TEMPO.CO, Jakarta - Anggota Mahkamah Kehormatan Dewan dari kubu Koalisi Merah Putih tak terima mantan Ketua Dewan Perwakilan Rakyat Setya Novanto akan dijatuhi vonis dalam kasus pelanggaran etika “papa minta saham”. Menurut anggota MKD dari Fraksi Partai Golongan Karya, Ridwan Bae, kasus tersebut telah selesai dan tidak akan ada vonis setelah Novanto mundur dari jabatannya sebagai Ketua DPR.
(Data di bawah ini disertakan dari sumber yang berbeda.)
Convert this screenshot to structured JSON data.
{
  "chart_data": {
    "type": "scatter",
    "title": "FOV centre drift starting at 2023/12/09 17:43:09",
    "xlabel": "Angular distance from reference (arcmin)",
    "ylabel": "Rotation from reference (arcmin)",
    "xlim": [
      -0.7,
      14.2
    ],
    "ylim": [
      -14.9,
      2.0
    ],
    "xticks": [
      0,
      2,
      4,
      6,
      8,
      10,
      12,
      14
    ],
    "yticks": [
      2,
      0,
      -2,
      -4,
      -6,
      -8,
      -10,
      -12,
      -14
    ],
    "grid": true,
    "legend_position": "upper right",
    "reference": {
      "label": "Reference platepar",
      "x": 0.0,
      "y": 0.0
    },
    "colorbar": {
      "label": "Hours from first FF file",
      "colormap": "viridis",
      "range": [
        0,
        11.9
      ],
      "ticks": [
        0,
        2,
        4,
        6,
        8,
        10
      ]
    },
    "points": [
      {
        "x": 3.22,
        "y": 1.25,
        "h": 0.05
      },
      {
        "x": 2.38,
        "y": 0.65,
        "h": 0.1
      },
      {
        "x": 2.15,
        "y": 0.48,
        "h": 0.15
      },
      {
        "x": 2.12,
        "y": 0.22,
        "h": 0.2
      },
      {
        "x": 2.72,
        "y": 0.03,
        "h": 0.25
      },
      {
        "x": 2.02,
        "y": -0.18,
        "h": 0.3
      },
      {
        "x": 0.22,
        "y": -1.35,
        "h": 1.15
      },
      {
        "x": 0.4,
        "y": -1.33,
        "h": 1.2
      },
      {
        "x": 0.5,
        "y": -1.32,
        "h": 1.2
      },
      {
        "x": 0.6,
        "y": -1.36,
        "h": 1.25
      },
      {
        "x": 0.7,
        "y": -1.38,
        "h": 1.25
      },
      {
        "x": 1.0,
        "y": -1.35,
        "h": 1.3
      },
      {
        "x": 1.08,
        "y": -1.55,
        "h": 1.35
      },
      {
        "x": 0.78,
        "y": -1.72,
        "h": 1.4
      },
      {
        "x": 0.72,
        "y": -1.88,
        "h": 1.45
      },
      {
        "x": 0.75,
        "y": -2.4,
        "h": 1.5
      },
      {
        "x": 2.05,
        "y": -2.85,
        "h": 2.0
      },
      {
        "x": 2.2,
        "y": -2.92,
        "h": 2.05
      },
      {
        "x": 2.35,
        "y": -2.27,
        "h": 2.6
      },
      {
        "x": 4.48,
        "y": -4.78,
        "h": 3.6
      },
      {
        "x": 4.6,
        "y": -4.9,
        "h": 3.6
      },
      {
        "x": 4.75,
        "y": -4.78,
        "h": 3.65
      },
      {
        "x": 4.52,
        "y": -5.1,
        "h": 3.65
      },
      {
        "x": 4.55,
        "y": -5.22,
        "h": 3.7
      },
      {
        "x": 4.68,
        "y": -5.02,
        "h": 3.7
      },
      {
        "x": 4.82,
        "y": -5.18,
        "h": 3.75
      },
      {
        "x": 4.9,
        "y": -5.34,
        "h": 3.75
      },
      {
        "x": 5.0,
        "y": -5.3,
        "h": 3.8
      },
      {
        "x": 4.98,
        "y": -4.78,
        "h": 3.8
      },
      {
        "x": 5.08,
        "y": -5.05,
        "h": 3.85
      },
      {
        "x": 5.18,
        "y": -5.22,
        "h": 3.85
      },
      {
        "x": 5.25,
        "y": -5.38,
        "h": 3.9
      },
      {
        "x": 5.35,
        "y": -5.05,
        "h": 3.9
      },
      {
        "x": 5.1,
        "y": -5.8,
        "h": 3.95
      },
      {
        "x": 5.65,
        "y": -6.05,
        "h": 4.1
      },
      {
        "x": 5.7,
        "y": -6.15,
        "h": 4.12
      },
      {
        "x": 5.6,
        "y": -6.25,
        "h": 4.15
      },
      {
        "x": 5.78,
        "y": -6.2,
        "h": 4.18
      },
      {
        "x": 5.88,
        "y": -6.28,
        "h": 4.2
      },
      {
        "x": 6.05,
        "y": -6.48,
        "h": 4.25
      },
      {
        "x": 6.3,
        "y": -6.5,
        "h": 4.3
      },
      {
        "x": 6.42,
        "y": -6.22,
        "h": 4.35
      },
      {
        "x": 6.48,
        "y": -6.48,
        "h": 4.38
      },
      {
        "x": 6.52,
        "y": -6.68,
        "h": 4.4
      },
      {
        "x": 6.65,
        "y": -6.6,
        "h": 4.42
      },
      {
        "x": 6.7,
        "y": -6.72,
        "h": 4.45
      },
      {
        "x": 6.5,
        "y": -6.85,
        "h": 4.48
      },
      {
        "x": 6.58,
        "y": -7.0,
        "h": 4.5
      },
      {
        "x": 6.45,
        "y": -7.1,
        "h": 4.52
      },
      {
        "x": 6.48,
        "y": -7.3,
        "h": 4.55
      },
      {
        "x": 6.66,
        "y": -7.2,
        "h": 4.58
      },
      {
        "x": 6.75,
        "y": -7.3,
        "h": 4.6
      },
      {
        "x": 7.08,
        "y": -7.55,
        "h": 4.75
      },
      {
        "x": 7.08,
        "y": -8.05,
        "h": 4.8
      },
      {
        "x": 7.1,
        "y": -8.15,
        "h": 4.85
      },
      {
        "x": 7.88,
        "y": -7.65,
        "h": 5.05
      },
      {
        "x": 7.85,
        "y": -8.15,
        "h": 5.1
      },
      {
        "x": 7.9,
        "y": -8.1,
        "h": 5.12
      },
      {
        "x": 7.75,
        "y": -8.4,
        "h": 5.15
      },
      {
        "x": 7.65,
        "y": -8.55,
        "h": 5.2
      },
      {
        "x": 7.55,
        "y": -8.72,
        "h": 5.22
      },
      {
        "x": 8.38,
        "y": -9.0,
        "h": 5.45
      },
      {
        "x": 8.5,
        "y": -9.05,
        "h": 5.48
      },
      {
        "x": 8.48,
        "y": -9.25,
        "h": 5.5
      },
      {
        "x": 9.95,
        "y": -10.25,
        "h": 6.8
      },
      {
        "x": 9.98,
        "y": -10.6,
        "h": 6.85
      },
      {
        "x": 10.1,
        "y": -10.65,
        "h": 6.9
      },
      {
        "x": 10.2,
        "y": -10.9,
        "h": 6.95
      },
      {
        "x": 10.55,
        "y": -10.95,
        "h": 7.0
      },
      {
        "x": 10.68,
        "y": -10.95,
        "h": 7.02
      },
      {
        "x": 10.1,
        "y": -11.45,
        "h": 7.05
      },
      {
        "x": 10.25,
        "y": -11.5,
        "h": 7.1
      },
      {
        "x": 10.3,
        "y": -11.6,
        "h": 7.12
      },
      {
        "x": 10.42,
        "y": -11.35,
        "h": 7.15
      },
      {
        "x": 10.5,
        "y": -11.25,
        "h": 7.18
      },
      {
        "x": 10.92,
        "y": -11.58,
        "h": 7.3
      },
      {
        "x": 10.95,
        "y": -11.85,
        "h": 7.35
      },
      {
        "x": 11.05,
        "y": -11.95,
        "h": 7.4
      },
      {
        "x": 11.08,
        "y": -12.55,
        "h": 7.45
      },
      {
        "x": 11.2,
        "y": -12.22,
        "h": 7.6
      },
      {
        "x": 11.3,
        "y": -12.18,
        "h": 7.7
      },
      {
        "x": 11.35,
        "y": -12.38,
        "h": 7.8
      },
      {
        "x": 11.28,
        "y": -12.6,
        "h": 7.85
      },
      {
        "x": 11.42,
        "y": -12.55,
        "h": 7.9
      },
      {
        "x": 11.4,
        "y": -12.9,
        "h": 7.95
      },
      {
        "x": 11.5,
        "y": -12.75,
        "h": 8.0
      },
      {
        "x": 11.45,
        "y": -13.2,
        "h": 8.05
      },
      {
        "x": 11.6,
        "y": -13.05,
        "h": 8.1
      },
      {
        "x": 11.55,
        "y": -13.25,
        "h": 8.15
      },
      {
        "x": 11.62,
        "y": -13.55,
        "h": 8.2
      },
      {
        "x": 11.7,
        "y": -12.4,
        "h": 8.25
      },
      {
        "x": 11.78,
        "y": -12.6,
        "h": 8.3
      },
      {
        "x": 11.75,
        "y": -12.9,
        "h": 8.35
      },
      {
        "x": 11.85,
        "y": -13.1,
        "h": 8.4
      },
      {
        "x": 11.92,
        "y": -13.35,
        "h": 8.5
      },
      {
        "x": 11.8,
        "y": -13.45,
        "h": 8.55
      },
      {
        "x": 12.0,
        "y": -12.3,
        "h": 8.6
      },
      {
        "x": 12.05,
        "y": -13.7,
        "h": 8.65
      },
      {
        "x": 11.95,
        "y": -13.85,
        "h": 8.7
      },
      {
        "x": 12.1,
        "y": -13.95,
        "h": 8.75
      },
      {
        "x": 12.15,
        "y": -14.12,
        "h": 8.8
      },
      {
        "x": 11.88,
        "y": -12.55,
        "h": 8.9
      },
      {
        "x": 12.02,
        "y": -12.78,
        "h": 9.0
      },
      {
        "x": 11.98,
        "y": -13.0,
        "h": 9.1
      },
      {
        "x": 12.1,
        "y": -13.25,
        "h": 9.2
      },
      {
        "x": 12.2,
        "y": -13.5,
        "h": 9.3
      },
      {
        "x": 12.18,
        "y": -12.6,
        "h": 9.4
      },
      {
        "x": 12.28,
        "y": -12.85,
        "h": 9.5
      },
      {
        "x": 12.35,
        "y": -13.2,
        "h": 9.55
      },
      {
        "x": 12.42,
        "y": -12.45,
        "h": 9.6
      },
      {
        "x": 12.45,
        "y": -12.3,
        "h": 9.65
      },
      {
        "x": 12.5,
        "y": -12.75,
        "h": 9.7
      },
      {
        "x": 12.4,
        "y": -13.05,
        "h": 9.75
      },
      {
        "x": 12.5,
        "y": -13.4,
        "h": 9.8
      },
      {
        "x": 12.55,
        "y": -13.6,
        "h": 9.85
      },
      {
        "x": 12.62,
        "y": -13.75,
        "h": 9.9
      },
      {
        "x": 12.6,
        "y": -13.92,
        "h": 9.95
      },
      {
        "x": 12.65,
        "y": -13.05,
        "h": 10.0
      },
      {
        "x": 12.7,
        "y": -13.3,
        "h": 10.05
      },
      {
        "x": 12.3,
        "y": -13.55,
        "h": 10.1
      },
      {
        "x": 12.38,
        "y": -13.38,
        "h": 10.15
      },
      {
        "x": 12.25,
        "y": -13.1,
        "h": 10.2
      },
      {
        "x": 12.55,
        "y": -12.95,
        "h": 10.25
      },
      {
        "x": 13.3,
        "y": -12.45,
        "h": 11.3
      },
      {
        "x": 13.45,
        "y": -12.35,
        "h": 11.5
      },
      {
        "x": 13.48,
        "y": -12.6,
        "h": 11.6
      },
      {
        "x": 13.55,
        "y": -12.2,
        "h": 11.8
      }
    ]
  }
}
Ridwan mengatakan kasus itu sudah berhenti dengan dasar hasil keputusan rapat pada 16 Desember lalu. Apalagi, ucap dia, keputusan itu diambil setelah MKD menerima surat pengunduran diri Setya dan dibacakan secara terbuka. "Sangat politis kalau ada vonis," ujarnya ketika dihubungi, Selasa, 29 Desember 2015.
Sebab, ucap dia, vonis diberikan oleh orang-orang partai. Padahal, menurut Ridwan, Golkar sudah mengajukan tim panel untuk memeriksa Setya. Tim panel yang melibatkan ahli merupakan konsekuensi dari sanksi berat MKD. "Kalau berat, putusan lebih adil," tuturnya. "Setya mundur pun sama dengan risiko sanksi sedang."
Rangkaian sidang Setya berhenti saat pembacaan putusan karena politikus Golkar itu mendadak mengundurkan diri sebagai Ketua DPR. Padahal, dalam sidang pada 16 Desember lalu, semua anggota MKD menyatakan Setya melakukan pelanggaran etik karena mencatut nama Presiden Joko Widodo dan Wakil Presiden Jusuf Kalla untuk meminta saham PT Freeport Indonesia serta pembangkit listrik tenaga air di Urumuka, Papua.
Sepuluh anggota MKD menyatakan Setya melanggar etik kategori sedang dengan konsekuensi mundur dari jabatan Ketua DPR dan tidak boleh menjabat di Alat Kelengkapan Dewan. Sedangkan tujuh lain--tiga di antaranya dari Golkar--menyatakan Setya melakukan pelanggaran etik berat dengan ancaman hukuman dicopot sebagai anggota DPR.
Sebelumnya, Wakil Ketua MKD Junimart Girsang mengatakan Setya akan diberikan vonis sedang yang akan dibacakan setelah masa reses. Menurut dia, kasus tersebut belum selesai setelah Ketua MKD membacakan surat pengunduran diri Setya. "Kemarin itu belum final. Kami baru membaca amarnya saja. Kalau putusan, panjang bacanya," ucapnya, Senin lalu.
Anggota MKD dari Fraksi Partai Gerakan Indonesia Raya, Supratman Andi Agtas, menyatakan Junimart membuat kegaduhan politik baru dengan rencana pembacaan vonis Setya. "Putusan rapat paling tinggi adalah kasus selesai. Junimart ini ngawur," ujarnya.
Anggota MKD dari Fraksi Partai Demokrat, Darizal Basir, menuturkan Setya perlu diberi vonis. "Agar sanksi melekat kepada Setya dan tidak mengulangi lagi," katanya. Menurut dia, semua kasus yang disidang di MKD wajib ada sanksi. "Buat apa kami sidang lima hari lima malam kalau tanpa putusan?"